New York- As I attempted to chronicle the major events of the first decade of the 21st Century, I scurried all over the world applying for visas through arcane processes at hard to find embassies and consulates, felt the thud of earth shattering ordnance , and did my best to get an intellectual grasp on all that was unfolding around me. Most of what I had shot in New York revolved around events at Ground Zero, but this milieu of civil disobedience was something different yet ultimately related to 9/11 in the larger scope of things.
In late August 2004, a time that was arguably the zenith of neoconservative power with Bush on the cusp of his second term, conservatives were rallying in New York of all places. According to its detractors New York was/is the cradle of comparatively liberal media save for Murdoch’s media properties. But New York was also where 9/11 principally happened which neoconservative operators used to consolidate their hold on executive power in D.C. In other words, these were strange days in the city.
That year I pragmatically stayed home to financially recover from the chaos I’d created for myself from 2000-2003. Wars don’t wait and when you run off to one after having made a decision from one day to the next, it is to your own detriment upon your return home unless you come from an old money or nouveau riche background. So that year I looked inward to shoot a story at home and along came the Republican National Convention protests that August.
On August 30, 2004, I followed hordes of people from Dag Hammarskjold Plaza to Madison Square Garden where the convention was being held. Next thing I know I was shooting shoulder to shoulder with James Nachtwey, Antonin Kratochvil and many of the other war photographers from the VII and Magnum agencies (all with the latest digital SLR cameras bestowed upon them by corporate sponsors I guessed).

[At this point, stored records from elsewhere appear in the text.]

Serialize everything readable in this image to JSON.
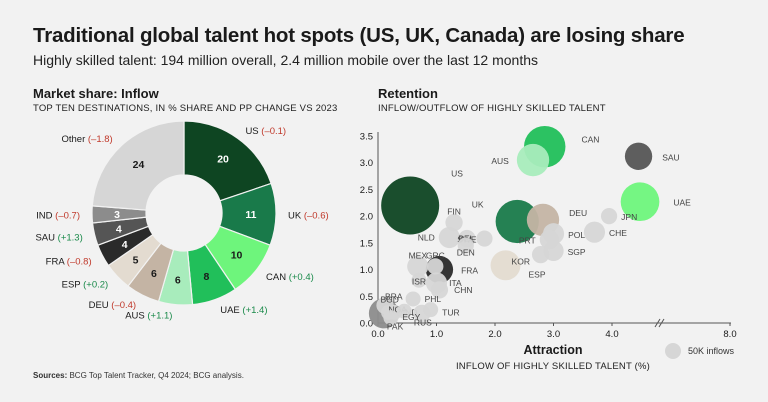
{
  "header": {
    "title": "Traditional global talent hot spots (US, UK, Canada) are losing share",
    "subtitle": "Highly skilled talent: 194 million overall, 2.4 million mobile over the last 12 months"
  },
  "left_panel": {
    "title": "Market share: Inflow",
    "subtitle": "TOP TEN DESTINATIONS, IN % SHARE AND PP CHANGE VS 2023"
  },
  "right_panel": {
    "title": "Retention",
    "subtitle": "INFLOW/OUTFLOW OF HIGHLY SKILLED TALENT"
  },
  "source": {
    "label": "Sources:",
    "text": "BCG Top Talent Tracker, Q4 2024; BCG analysis."
  },
  "colors": {
    "positive": "#1a8a4a",
    "negative": "#c0392b"
  },
  "chart_data": [
    {
      "type": "pie",
      "variant": "donut",
      "title": "Market share: Inflow",
      "slices": [
        {
          "label": "US",
          "value": 20,
          "change": "(–0.1)",
          "color": "#0e4522"
        },
        {
          "label": "UK",
          "value": 11,
          "change": "(–0.6)",
          "color": "#197a4a"
        },
        {
          "label": "CAN",
          "value": 10,
          "change": "(+0.4)",
          "color": "#6ef57c"
        },
        {
          "label": "UAE",
          "value": 8,
          "change": "(+1.4)",
          "color": "#21bf5a"
        },
        {
          "label": "AUS",
          "value": 6,
          "change": "(+1.1)",
          "color": "#a8ecbc"
        },
        {
          "label": "DEU",
          "value": 6,
          "change": "(–0.4)",
          "color": "#c4b4a4"
        },
        {
          "label": "ESP",
          "value": 5,
          "change": "(+0.2)",
          "color": "#e3dbd0"
        },
        {
          "label": "FRA",
          "value": 4,
          "change": "(–0.8)",
          "color": "#2a2a2a"
        },
        {
          "label": "SAU",
          "value": 4,
          "change": "(+1.3)",
          "color": "#555555"
        },
        {
          "label": "IND",
          "value": 3,
          "change": "(–0.7)",
          "color": "#8c8c8c"
        },
        {
          "label": "Other",
          "value": 24,
          "change": "(–1.8)",
          "color": "#d6d6d6"
        }
      ]
    },
    {
      "type": "scatter",
      "variant": "bubble",
      "title": "Retention",
      "xlabel": "Attraction",
      "xsublabel": "INFLOW OF HIGHLY SKILLED TALENT (%)",
      "ylabel": "",
      "xlim": [
        0,
        8
      ],
      "ylim": [
        0,
        3.5
      ],
      "xticks": [
        "0.0",
        "1.0",
        "2.0",
        "3.0",
        "4.0",
        "8.0"
      ],
      "yticks": [
        "0.0",
        "0.5",
        "1.0",
        "1.5",
        "2.0",
        "2.5",
        "3.0",
        "3.5"
      ],
      "size_legend": "50K inflows",
      "points": [
        {
          "label": "US",
          "x": 0.55,
          "y": 2.2,
          "size": 450,
          "color": "#0e4522"
        },
        {
          "label": "UK",
          "x": 2.38,
          "y": 1.9,
          "size": 250,
          "color": "#197a4a"
        },
        {
          "label": "CAN",
          "x": 2.85,
          "y": 3.3,
          "size": 230,
          "color": "#21bf5a"
        },
        {
          "label": "AUS",
          "x": 2.65,
          "y": 3.05,
          "size": 140,
          "color": "#a8ecbc"
        },
        {
          "label": "DEU",
          "x": 2.82,
          "y": 1.93,
          "size": 140,
          "color": "#c4b4a4"
        },
        {
          "label": "SAU",
          "x": 4.9,
          "y": 3.12,
          "size": 100,
          "color": "#555555"
        },
        {
          "label": "UAE",
          "x": 4.95,
          "y": 2.27,
          "size": 200,
          "color": "#6ef57c"
        },
        {
          "label": "FRA",
          "x": 1.05,
          "y": 1.0,
          "size": 100,
          "color": "#2a2a2a"
        },
        {
          "label": "ESP",
          "x": 2.18,
          "y": 1.08,
          "size": 120,
          "color": "#e3dbd0"
        },
        {
          "label": "JPN",
          "x": 3.95,
          "y": 2.0,
          "size": 35,
          "color": "#d6d6d6"
        },
        {
          "label": "CHE",
          "x": 3.7,
          "y": 1.7,
          "size": 60,
          "color": "#d6d6d6"
        },
        {
          "label": "POL",
          "x": 3.0,
          "y": 1.67,
          "size": 60,
          "color": "#d6d6d6"
        },
        {
          "label": "PRT",
          "x": 2.93,
          "y": 1.56,
          "size": 50,
          "color": "#d6d6d6"
        },
        {
          "label": "SGP",
          "x": 3.0,
          "y": 1.35,
          "size": 55,
          "color": "#d6d6d6"
        },
        {
          "label": "KOR",
          "x": 2.78,
          "y": 1.28,
          "size": 40,
          "color": "#d6d6d6"
        },
        {
          "label": "FIN",
          "x": 1.3,
          "y": 1.88,
          "size": 40,
          "color": "#d6d6d6"
        },
        {
          "label": "NLD",
          "x": 1.22,
          "y": 1.6,
          "size": 60,
          "color": "#d6d6d6"
        },
        {
          "label": "SWE",
          "x": 1.52,
          "y": 1.58,
          "size": 40,
          "color": "#d6d6d6"
        },
        {
          "label": "BEL",
          "x": 1.82,
          "y": 1.58,
          "size": 35,
          "color": "#d6d6d6"
        },
        {
          "label": "DEN",
          "x": 1.5,
          "y": 1.45,
          "size": 35,
          "color": "#d6d6d6"
        },
        {
          "label": "MEX",
          "x": 0.68,
          "y": 1.06,
          "size": 60,
          "color": "#d6d6d6"
        },
        {
          "label": "GRC",
          "x": 0.98,
          "y": 1.06,
          "size": 35,
          "color": "#d6d6d6"
        },
        {
          "label": "ISR",
          "x": 0.7,
          "y": 0.8,
          "size": 30,
          "color": "#d6d6d6"
        },
        {
          "label": "ITA",
          "x": 1.0,
          "y": 0.75,
          "size": 60,
          "color": "#d6d6d6"
        },
        {
          "label": "CHN",
          "x": 1.05,
          "y": 0.62,
          "size": 40,
          "color": "#d6d6d6"
        },
        {
          "label": "BRA",
          "x": 0.12,
          "y": 0.33,
          "size": 40,
          "color": "#d6d6d6"
        },
        {
          "label": "BGD",
          "x": 0.18,
          "y": 0.2,
          "size": 30,
          "color": "#d6d6d6"
        },
        {
          "label": "NGA",
          "x": 0.28,
          "y": 0.2,
          "size": 30,
          "color": "#d6d6d6"
        },
        {
          "label": "IND",
          "x": 0.1,
          "y": 0.18,
          "size": 120,
          "color": "#8c8c8c"
        },
        {
          "label": "PHL",
          "x": 0.6,
          "y": 0.45,
          "size": 30,
          "color": "#d6d6d6"
        },
        {
          "label": "EGY",
          "x": 0.45,
          "y": 0.22,
          "size": 30,
          "color": "#d6d6d6"
        },
        {
          "label": "TUR",
          "x": 0.9,
          "y": 0.25,
          "size": 30,
          "color": "#d6d6d6"
        },
        {
          "label": "RUS",
          "x": 0.75,
          "y": 0.18,
          "size": 40,
          "color": "#d6d6d6"
        },
        {
          "label": "PAK",
          "x": 0.22,
          "y": 0.1,
          "size": 30,
          "color": "#d6d6d6"
        }
      ]
    }
  ]
}
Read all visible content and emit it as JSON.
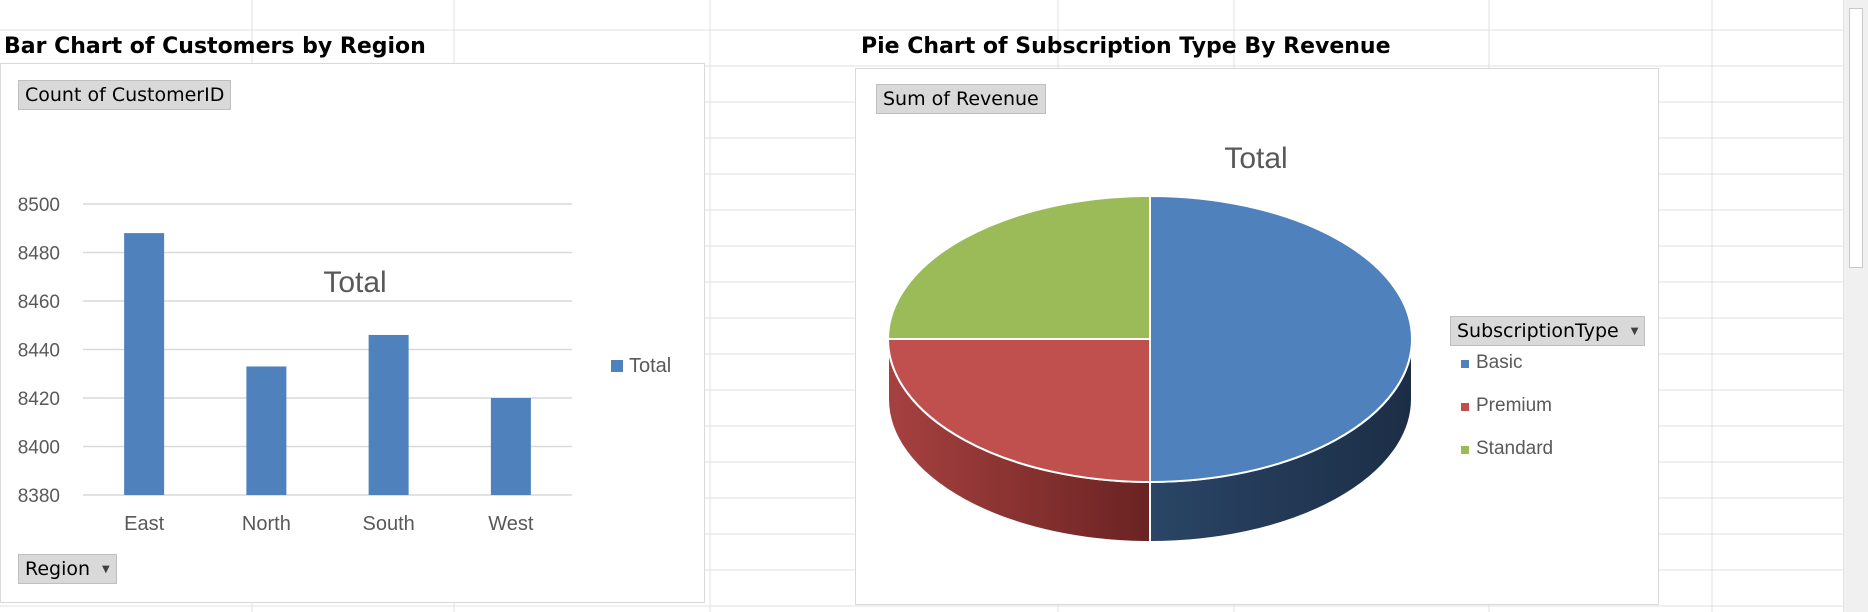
{
  "sheet": {
    "bar_heading": "Bar Chart of Customers by Region",
    "pie_heading": "Pie Chart of Subscription Type By Revenue"
  },
  "bar_panel": {
    "value_field": "Count of CustomerID",
    "axis_field": "Region",
    "legend_label": "Total",
    "bar_color": "#4f81bd"
  },
  "pie_panel": {
    "value_field": "Sum of Revenue",
    "legend_field": "SubscriptionType"
  },
  "chart_data": [
    {
      "type": "bar",
      "title": "Total",
      "categories": [
        "East",
        "North",
        "South",
        "West"
      ],
      "series": [
        {
          "name": "Total",
          "values": [
            8488,
            8433,
            8446,
            8420
          ]
        }
      ],
      "ylim": [
        8380,
        8500
      ],
      "yticks": [
        8380,
        8400,
        8420,
        8440,
        8460,
        8480,
        8500
      ],
      "xlabel": "",
      "ylabel": "",
      "grid": true,
      "legend": "right"
    },
    {
      "type": "pie",
      "title": "Total",
      "labels": [
        "Basic",
        "Premium",
        "Standard"
      ],
      "values": [
        50,
        25,
        25
      ],
      "colors": [
        "#4f81bd",
        "#c0504d",
        "#9bbb59"
      ],
      "legend": "right"
    }
  ]
}
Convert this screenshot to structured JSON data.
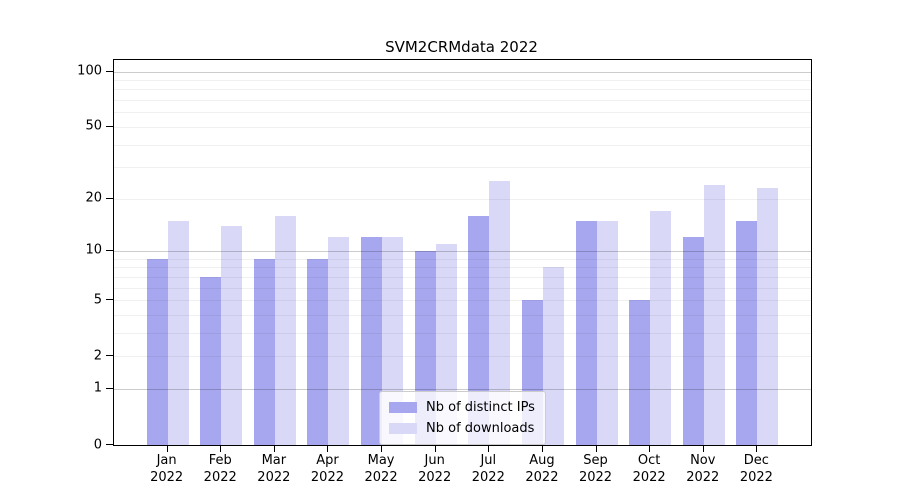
{
  "title": "SVM2CRMdata 2022",
  "chart_data": {
    "type": "bar",
    "title": "SVM2CRMdata 2022",
    "categories": [
      "Jan",
      "Feb",
      "Mar",
      "Apr",
      "May",
      "Jun",
      "Jul",
      "Aug",
      "Sep",
      "Oct",
      "Nov",
      "Dec"
    ],
    "category_year": "2022",
    "series": [
      {
        "name": "Nb of distinct IPs",
        "color": "#a7a7f0",
        "values": [
          9,
          7,
          9,
          9,
          12,
          10,
          16,
          5,
          15,
          5,
          12,
          15
        ]
      },
      {
        "name": "Nb of downloads",
        "color": "#d9d9f7",
        "values": [
          15,
          14,
          16,
          12,
          12,
          11,
          25,
          8,
          15,
          17,
          24,
          23
        ]
      }
    ],
    "yscale": "log10(value+1)",
    "yticks": [
      0,
      1,
      2,
      5,
      10,
      20,
      50,
      100
    ],
    "major_gridlines": [
      1,
      10,
      100
    ],
    "minor_gridlines": [
      2,
      3,
      4,
      5,
      6,
      7,
      8,
      9,
      20,
      30,
      40,
      50,
      60,
      70,
      80,
      90
    ],
    "ylim": [
      0,
      100
    ],
    "grid": true,
    "legend_position": "lower center"
  },
  "colors": {
    "background": "#ffffff",
    "spine": "#000000",
    "bar_ips": "#a7a7f0",
    "bar_downloads": "#d9d9f7",
    "grid_major": "rgba(0,0,0,0.20)",
    "grid_minor": "rgba(0,0,0,0.06)"
  }
}
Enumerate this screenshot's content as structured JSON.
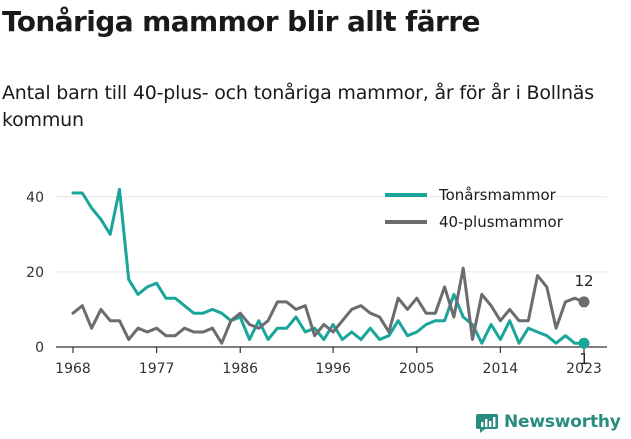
{
  "title": "Tonåriga mammor blir allt färre",
  "subtitle": "Antal barn till 40-plus- och tonåriga mammor, år för år i Bollnäs kommun",
  "brand": {
    "name": "Newsworthy",
    "icon": "newsworthy-logo-icon",
    "color": "#2a8c7f"
  },
  "chart_data": {
    "type": "line",
    "x": [
      1968,
      1969,
      1970,
      1971,
      1972,
      1973,
      1974,
      1975,
      1976,
      1977,
      1978,
      1979,
      1980,
      1981,
      1982,
      1983,
      1984,
      1985,
      1986,
      1987,
      1988,
      1989,
      1990,
      1991,
      1992,
      1993,
      1994,
      1995,
      1996,
      1997,
      1998,
      1999,
      2000,
      2001,
      2002,
      2003,
      2004,
      2005,
      2006,
      2007,
      2008,
      2009,
      2010,
      2011,
      2012,
      2013,
      2014,
      2015,
      2016,
      2017,
      2018,
      2019,
      2020,
      2021,
      2022,
      2023
    ],
    "series": [
      {
        "name": "Tonårsmammor",
        "color": "#1aa59a",
        "values": [
          41,
          41,
          37,
          34,
          30,
          42,
          18,
          14,
          16,
          17,
          13,
          13,
          11,
          9,
          9,
          10,
          9,
          7,
          8,
          2,
          7,
          2,
          5,
          5,
          8,
          4,
          5,
          2,
          6,
          2,
          4,
          2,
          5,
          2,
          3,
          7,
          3,
          4,
          6,
          7,
          7,
          14,
          8,
          6,
          1,
          6,
          2,
          7,
          1,
          5,
          4,
          3,
          1,
          3,
          1,
          1
        ]
      },
      {
        "name": "40-plusmammor",
        "color": "#6b6b70",
        "values": [
          9,
          11,
          5,
          10,
          7,
          7,
          2,
          5,
          4,
          5,
          3,
          3,
          5,
          4,
          4,
          5,
          1,
          7,
          9,
          6,
          5,
          7,
          12,
          12,
          10,
          11,
          3,
          6,
          4,
          7,
          10,
          11,
          9,
          8,
          4,
          13,
          10,
          13,
          9,
          9,
          16,
          8,
          21,
          2,
          14,
          11,
          7,
          10,
          7,
          7,
          19,
          16,
          5,
          12,
          13,
          12
        ]
      }
    ],
    "end_labels": {
      "Tonårsmammor": "1",
      "40-plusmammor": "12"
    },
    "x_ticks": [
      1968,
      1977,
      1986,
      1996,
      2005,
      2014,
      2023
    ],
    "y_ticks": [
      0,
      20,
      40
    ],
    "xlim": [
      1968,
      2023
    ],
    "ylim": [
      0,
      45
    ],
    "grid": "horizontal",
    "legend_position": "top-right",
    "xlabel": "",
    "ylabel": ""
  }
}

I was in a weird place with relation to money and technology: I could get to events and shoot them but as I was an analog holdout I couldn’t compete with everyone else who’d already long since made the switch to digital well before Iraq in 2003. I could just afford to shoot and develop actual film but not buy a digital body and lens kit. Meaning that I couldn’t file ultra competitive breaking news stories. I therefore had to take a long view of history as it was happening since while I had the access to world events, I didn’t have the technology to get my work out there at the time. So I have this large analog film archive that I treasure to this day.
By August 2004, the Iraq war was in full swing with American troops battling Jaish-e-Mahdi men in Najaf while the Afghan war was a forgotten backwater. Even though New York and DC were attacked by salafi-jihadis on 9/11, GIs were somehow fighting Shia militiamen instead. Sure I’m being rather simplistic in pointing that out, but purposefully so.